ArcelorMittal Zenica, an integrated BF-BOF-EAF steel plant in Bosnia and Herzegovina with a crude steel capacity of 1940 ttpa, demonstrated a downward trend in activity, decreasing from 66% in May to 50% in September 2025. This decrease cannot be directly linked to the provided news articles regarding Polish coking coal production.

The increased coking coal production by JSW, detailed in “Poland’s JSW mined 1.01 million tons of coal in August,” “Poland’s JSW launches a new longwall at Pniówek mine with 490 thousand tons of coal reserves,” and “Poland’s JSW continues to expand coking coal resources with another longwall at Pniówek mine,” supports a positive outlook for steel production inputs.
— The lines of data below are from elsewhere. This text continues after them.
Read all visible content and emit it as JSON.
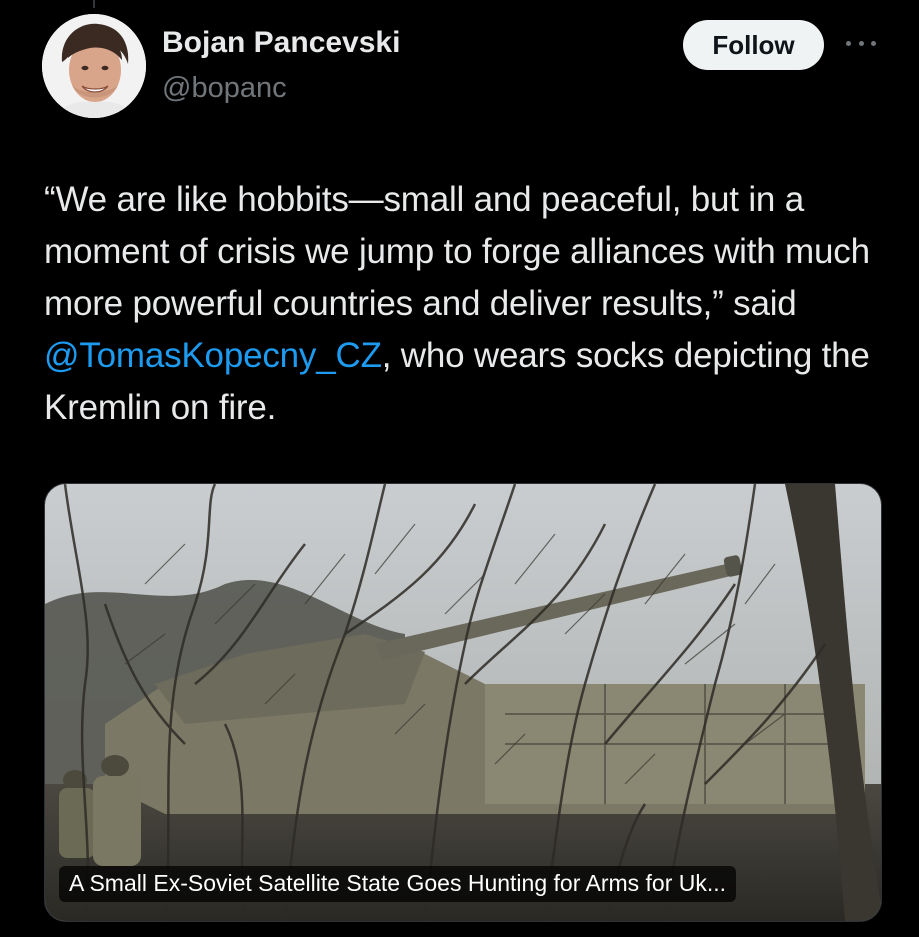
{
  "author": {
    "name": "Bojan Pancevski",
    "handle": "@bopanc"
  },
  "actions": {
    "follow_label": "Follow",
    "more_icon": "more-horizontal-icon"
  },
  "tweet": {
    "text_before": "“We are like hobbits—small and peaceful, but in a moment of crisis we jump to forge alliances with much more powerful countries and deliver results,” said ",
    "mention": "@TomasKopecny_CZ",
    "text_after": ", who wears socks depicting the Kremlin on fire."
  },
  "card": {
    "title": "A Small Ex-Soviet Satellite State Goes Hunting for Arms for Uk..."
  },
  "colors": {
    "background": "#000000",
    "text": "#e7e9ea",
    "secondary": "#71767b",
    "link": "#1d9bf0",
    "follow_bg": "#eff3f4"
  }
}
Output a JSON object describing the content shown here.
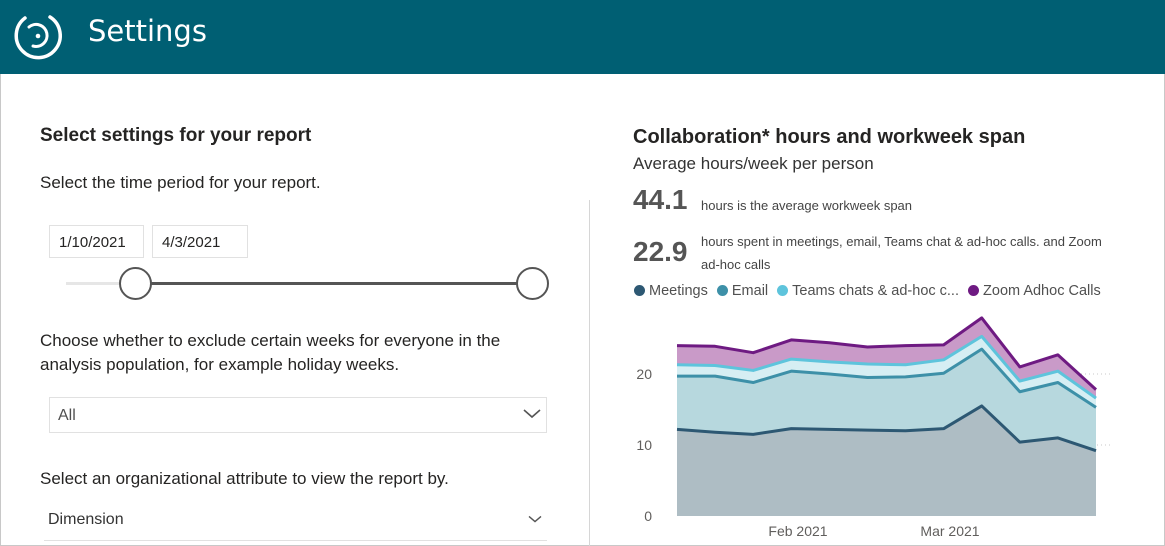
{
  "header": {
    "title": "Settings",
    "logo_icon": "circle-swirl-logo",
    "bg_color": "#005f73"
  },
  "left": {
    "title": "Select settings for your report",
    "time_period_prompt": "Select the time period for your report.",
    "start_date": "1/10/2021",
    "end_date": "4/3/2021",
    "exclude_prompt_line1": "Choose whether to exclude certain weeks for everyone in the",
    "exclude_prompt_line2": "analysis population, for example holiday weeks.",
    "exclude_selected": "All",
    "attribute_prompt": "Select an organizational attribute to view the report by.",
    "dimension_label": "Dimension"
  },
  "right": {
    "title": "Collaboration* hours and workweek span",
    "subtitle": "Average hours/week per person",
    "kpi1_value": "44.1",
    "kpi1_text": "hours is the average workweek span",
    "kpi2_value": "22.9",
    "kpi2_text_line1": "hours spent in meetings, email, Teams chat & ad-hoc calls. and Zoom",
    "kpi2_text_line2": "ad-hoc calls",
    "legend": [
      {
        "label": "Meetings",
        "color": "#2d5873"
      },
      {
        "label": "Email",
        "color": "#3d90a8"
      },
      {
        "label": "Teams chats & ad-hoc c...",
        "color": "#5ec4dc"
      },
      {
        "label": "Zoom Adhoc Calls",
        "color": "#6e1a82"
      }
    ]
  },
  "chart_data": {
    "type": "area",
    "stacked": true,
    "x_labels_shown": [
      "Feb 2021",
      "Mar 2021"
    ],
    "y_ticks": [
      0,
      10,
      20
    ],
    "ylim": [
      0,
      30
    ],
    "grid": "dotted horizontal",
    "legend_position": "top",
    "weeks": 12,
    "series": [
      {
        "name": "Meetings",
        "color": "#2d5873",
        "fill": "#aebdc4",
        "values": [
          12.2,
          11.8,
          11.5,
          12.3,
          12.2,
          12.1,
          12.0,
          12.3,
          15.5,
          10.4,
          11.0,
          9.2
        ]
      },
      {
        "name": "Email",
        "color": "#3d90a8",
        "fill": "#b7d8de",
        "values": [
          7.5,
          7.9,
          7.3,
          8.1,
          7.8,
          7.4,
          7.6,
          7.8,
          8.0,
          7.1,
          7.8,
          6.1
        ]
      },
      {
        "name": "Teams chats & ad-hoc c...",
        "color": "#5ec4dc",
        "fill": "#d6eef3",
        "values": [
          1.6,
          1.5,
          1.7,
          1.7,
          1.7,
          1.9,
          1.7,
          1.9,
          1.8,
          1.5,
          1.6,
          1.3
        ]
      },
      {
        "name": "Zoom Adhoc Calls",
        "color": "#6e1a82",
        "fill": "#c99ac8",
        "values": [
          2.7,
          2.7,
          2.5,
          2.7,
          2.7,
          2.4,
          2.7,
          2.1,
          2.6,
          2.0,
          2.3,
          1.2
        ]
      }
    ]
  }
}
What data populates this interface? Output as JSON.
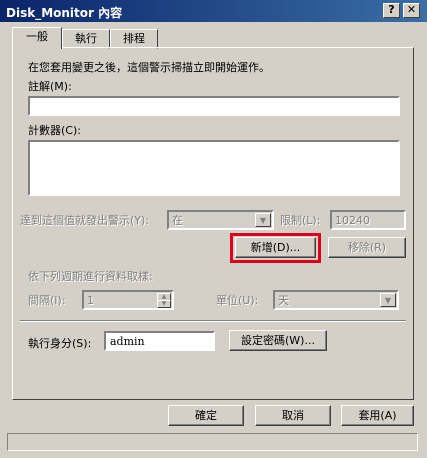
{
  "window": {
    "title": "Disk_Monitor 內容",
    "help_label": "?",
    "close_label": "✕"
  },
  "tabs": [
    {
      "label": "一般"
    },
    {
      "label": "執行"
    },
    {
      "label": "排程"
    }
  ],
  "general": {
    "intro": "在您套用變更之後，這個警示掃描立即開始運作。",
    "comment": {
      "label": "註解(M):",
      "value": ""
    },
    "counters": {
      "label": "計數器(C):"
    },
    "threshold": {
      "label": "達到這個值就發出警示(Y):",
      "condition": "在",
      "limit_label": "限制(L):",
      "limit_value": "10240"
    },
    "add_button": "新增(D)...",
    "remove_button": "移除(R)",
    "sample_label": "依下列週期進行資料取樣:",
    "interval": {
      "label": "間隔(I):",
      "value": "1"
    },
    "units": {
      "label": "單位(U):",
      "value": "天"
    },
    "run_as": {
      "label": "執行身分(S):",
      "value": "admin"
    },
    "set_password_button": "設定密碼(W)..."
  },
  "footer": {
    "ok": "確定",
    "cancel": "取消",
    "apply": "套用(A)"
  },
  "colors": {
    "titlebar_start": "#0a246a",
    "titlebar_end": "#3a6ea5",
    "highlight": "#e0001b",
    "face": "#d4d0c8"
  },
  "icons": {
    "close": "close-icon",
    "help": "help-icon",
    "dropdown": "chevron-down-icon",
    "spin_up": "chevron-up-icon",
    "spin_down": "chevron-down-icon"
  }
}
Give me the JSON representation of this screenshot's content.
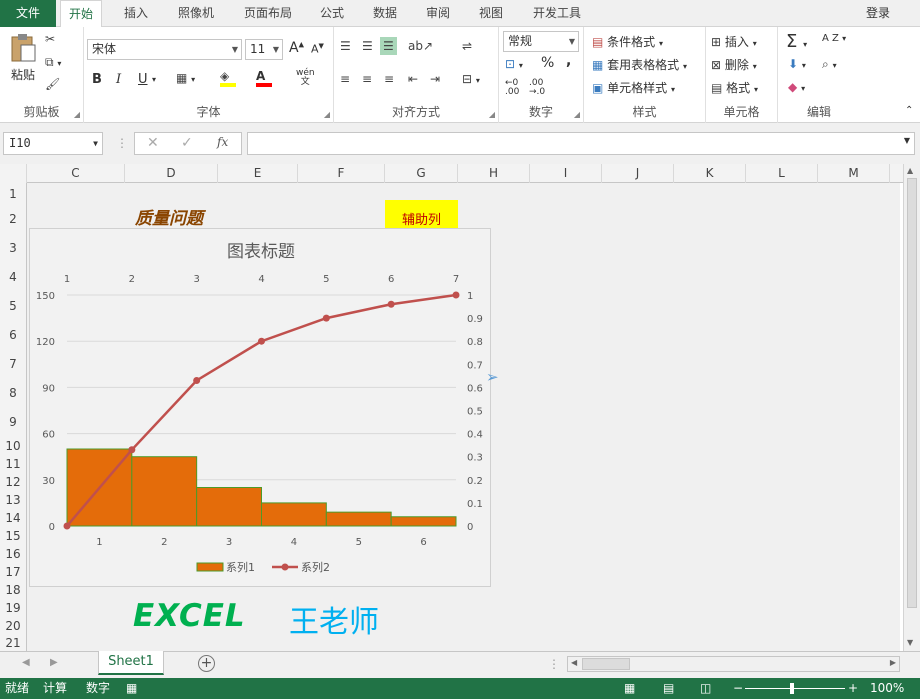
{
  "ribbon_tabs": [
    "文件",
    "开始",
    "插入",
    "照像机",
    "页面布局",
    "公式",
    "数据",
    "审阅",
    "视图",
    "开发工具"
  ],
  "login": "登录",
  "clipboard": {
    "paste": "粘贴",
    "label": "剪贴板"
  },
  "font": {
    "name": "宋体",
    "size": "11",
    "bold": "B",
    "italic": "I",
    "underline": "U",
    "label": "字体",
    "wen": "wén\n文",
    "grow": "A",
    "shrink": "A"
  },
  "alignment": {
    "label": "对齐方式"
  },
  "number": {
    "format": "常规",
    "label": "数字",
    "percent": "%",
    "comma": ","
  },
  "styles": {
    "conditional": "条件格式",
    "table": "套用表格格式",
    "cell": "单元格样式",
    "label": "样式"
  },
  "cells": {
    "insert": "插入",
    "delete": "删除",
    "format": "格式",
    "label": "单元格"
  },
  "editing": {
    "label": "编辑",
    "sort": "A Z"
  },
  "formula_bar": {
    "name_box": "I10",
    "formula": ""
  },
  "columns": [
    "C",
    "D",
    "E",
    "F",
    "G",
    "H",
    "I",
    "J",
    "K",
    "L",
    "M"
  ],
  "rows": [
    "1",
    "2",
    "3",
    "4",
    "5",
    "6",
    "7",
    "8",
    "9",
    "10",
    "11",
    "12",
    "13",
    "14",
    "15",
    "16",
    "17",
    "18",
    "19",
    "20",
    "21"
  ],
  "cells_content": {
    "title": "质量问题",
    "helper": "辅助列"
  },
  "brand": {
    "excel": "EXCEL",
    "teacher": "王老师"
  },
  "sheet_tab": "Sheet1",
  "status": {
    "ready": "就绪",
    "calc": "计算",
    "num": "数字",
    "zoom": "100%"
  },
  "colors": {
    "excel_green": "#217346",
    "bar_fill": "#e46c0a",
    "bar_border": "#4e9a28",
    "line": "#c0504d"
  },
  "chart_data": {
    "type": "bar",
    "title": "图表标题",
    "categories": [
      "1",
      "2",
      "3",
      "4",
      "5",
      "6"
    ],
    "series": [
      {
        "name": "系列1",
        "type": "bar",
        "values": [
          50,
          45,
          25,
          15,
          9,
          6
        ]
      },
      {
        "name": "系列2",
        "type": "line",
        "x": [
          1,
          2,
          3,
          4,
          5,
          6,
          7
        ],
        "values": [
          0,
          0.33,
          0.63,
          0.8,
          0.9,
          0.96,
          1.0
        ]
      }
    ],
    "ylim_primary": [
      0,
      150
    ],
    "yticks_primary": [
      "0",
      "30",
      "60",
      "90",
      "120",
      "150"
    ],
    "ylim_secondary": [
      0,
      1
    ],
    "yticks_secondary": [
      "0",
      "0.1",
      "0.2",
      "0.3",
      "0.4",
      "0.5",
      "0.6",
      "0.7",
      "0.8",
      "0.9",
      "1"
    ],
    "xticks_secondary": [
      "1",
      "2",
      "3",
      "4",
      "5",
      "6",
      "7"
    ],
    "grid": true,
    "legend": "bottom"
  }
}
However, the satellite data shows decreasing activity at the Riva Acciaio Lesegno and ArcelorMittal Zenica steel plants.

Based on the expansion of coking coal resources reported in “Poland’s JSW launches a new longwall at Pniówek mine with 490 thousand tons of coal reserves” and “Poland’s JSW continues to expand coking coal resources with another longwall at Pniówek mine,” steel buyers and market analysts should consider the following:

  • Procurement Action: Given the increased coking coal production by JSW, buyers should explore opportunities to secure more favorable pricing or long-term supply contracts with JSW or other suppliers who benefit from this increased availability.
  • Market Analysis: The activity decline observed at Riva Acciaio Lesegno and ArcelorMittal Zenica, alongside the increased coking coal availability, warrants a closer look at regional demand and other factors affecting production beyond raw material supply. A recommendation would be to examine local economic indicators, import/export data, and energy costs within Italy and Bosnia to determine the underlying causes of the production slowdown.